Not sure of ideal sync positions. Some use large sync length with equal sized small porches, others use 50% blanking as back porch, while others still use tight leading sync with huge back porch.
So I have changed it to now use 44 for the hsync width and 88 for the front porch. It's slightly different now but my LCD still won't show all the characters.
Here's the updated build with this timing change. It should show 240 columns of text but I see about 202 columns after re-syncing the monitor which is only ~1600 pixels so it might not be detecting it right. I know my video driver can already hit 240 columns in 1920x1200 at 308MHz - just double checked it now too. That's the native LCD resolution.

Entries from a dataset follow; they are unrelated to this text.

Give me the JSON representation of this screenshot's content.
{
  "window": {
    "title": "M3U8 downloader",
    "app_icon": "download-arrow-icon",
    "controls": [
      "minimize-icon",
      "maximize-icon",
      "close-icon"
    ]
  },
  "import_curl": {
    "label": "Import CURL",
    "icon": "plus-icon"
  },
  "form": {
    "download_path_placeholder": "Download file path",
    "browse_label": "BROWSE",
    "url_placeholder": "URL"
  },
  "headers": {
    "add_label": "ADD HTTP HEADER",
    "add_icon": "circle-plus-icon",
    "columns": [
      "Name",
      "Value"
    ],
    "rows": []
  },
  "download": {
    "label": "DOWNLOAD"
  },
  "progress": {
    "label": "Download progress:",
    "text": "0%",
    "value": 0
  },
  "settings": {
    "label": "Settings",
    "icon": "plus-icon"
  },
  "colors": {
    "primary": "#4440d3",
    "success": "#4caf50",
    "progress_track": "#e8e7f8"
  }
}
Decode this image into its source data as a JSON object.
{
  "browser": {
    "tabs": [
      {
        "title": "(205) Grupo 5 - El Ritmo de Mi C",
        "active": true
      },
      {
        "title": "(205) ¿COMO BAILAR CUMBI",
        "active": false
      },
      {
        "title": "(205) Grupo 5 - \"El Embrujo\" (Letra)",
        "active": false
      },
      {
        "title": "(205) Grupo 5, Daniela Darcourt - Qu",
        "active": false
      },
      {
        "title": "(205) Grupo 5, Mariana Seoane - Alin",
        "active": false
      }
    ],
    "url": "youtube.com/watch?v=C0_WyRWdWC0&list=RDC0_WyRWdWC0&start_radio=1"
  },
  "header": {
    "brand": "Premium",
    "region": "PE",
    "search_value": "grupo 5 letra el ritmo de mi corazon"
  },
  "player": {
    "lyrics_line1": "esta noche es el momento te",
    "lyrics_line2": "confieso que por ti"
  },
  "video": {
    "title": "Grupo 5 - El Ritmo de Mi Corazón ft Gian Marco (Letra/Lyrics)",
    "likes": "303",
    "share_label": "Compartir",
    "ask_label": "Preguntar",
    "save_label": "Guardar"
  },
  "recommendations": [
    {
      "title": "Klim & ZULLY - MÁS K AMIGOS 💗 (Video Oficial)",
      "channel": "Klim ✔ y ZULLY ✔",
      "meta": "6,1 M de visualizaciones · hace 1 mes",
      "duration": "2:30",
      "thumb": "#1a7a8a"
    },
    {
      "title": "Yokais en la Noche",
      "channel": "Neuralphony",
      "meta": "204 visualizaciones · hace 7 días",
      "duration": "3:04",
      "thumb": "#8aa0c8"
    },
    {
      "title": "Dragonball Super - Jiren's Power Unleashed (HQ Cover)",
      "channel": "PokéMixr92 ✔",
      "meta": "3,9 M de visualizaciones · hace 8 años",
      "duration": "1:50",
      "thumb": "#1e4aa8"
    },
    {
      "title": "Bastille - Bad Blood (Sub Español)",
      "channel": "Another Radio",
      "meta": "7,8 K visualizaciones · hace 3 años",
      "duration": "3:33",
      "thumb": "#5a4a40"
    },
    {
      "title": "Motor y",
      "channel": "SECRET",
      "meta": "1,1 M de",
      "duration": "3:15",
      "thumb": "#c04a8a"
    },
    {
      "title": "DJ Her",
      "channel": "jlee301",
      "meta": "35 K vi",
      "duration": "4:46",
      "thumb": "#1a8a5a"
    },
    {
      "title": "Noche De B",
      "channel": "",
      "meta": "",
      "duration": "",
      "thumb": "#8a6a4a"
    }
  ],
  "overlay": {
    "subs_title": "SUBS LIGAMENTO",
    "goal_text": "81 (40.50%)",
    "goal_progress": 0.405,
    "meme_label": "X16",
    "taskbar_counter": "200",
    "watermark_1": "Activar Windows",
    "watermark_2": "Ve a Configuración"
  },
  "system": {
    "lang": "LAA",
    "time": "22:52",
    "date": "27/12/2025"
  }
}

Give it a try if you can and see if it helps you...?
I wonder if the monitor is somehow over-scanning etc because it thinks this is a TV resolution...? This is pretty heavily reduced blanking too I guess.
So I have changed it to now use 44 for the hsync width and 88 for the front porch. It's slightly different now but my LCD still won't show all the characters.
Huh, that one is working for me on the cheapo TV ... and also fine on a 1920x1200 monitor. Cool. Impressive how little an adjustment that was.
I tried both of your suggestions just now, unfortunately the Dell LCD I have doesn't like them. Both will sync but still show the same problem. The monitor does say it is 1920x1080@60Hz in the info, but it still crops/scales it, despite going to 1:1 pixels etc and resyncing etc. Might just be my monitor's limitations, perhaps 1080 is not really supported over VGA and normally works only via of the component video inputs, which it overscans.
Same problem. Also tried 160-40-80 too, same again. My monitor doesn't seem to like this horizontal 67.5kHz timing with 1125 total lines and tries to scale it. I'm also playing around with other numbers to see if I can get it to work at 50Hz instead.
Massive blanking increase! Not reduced timing any longer. That's exactly what I've found in the past with LCDs - make the blanking too short for the monitor and you lose the right edge of the picture.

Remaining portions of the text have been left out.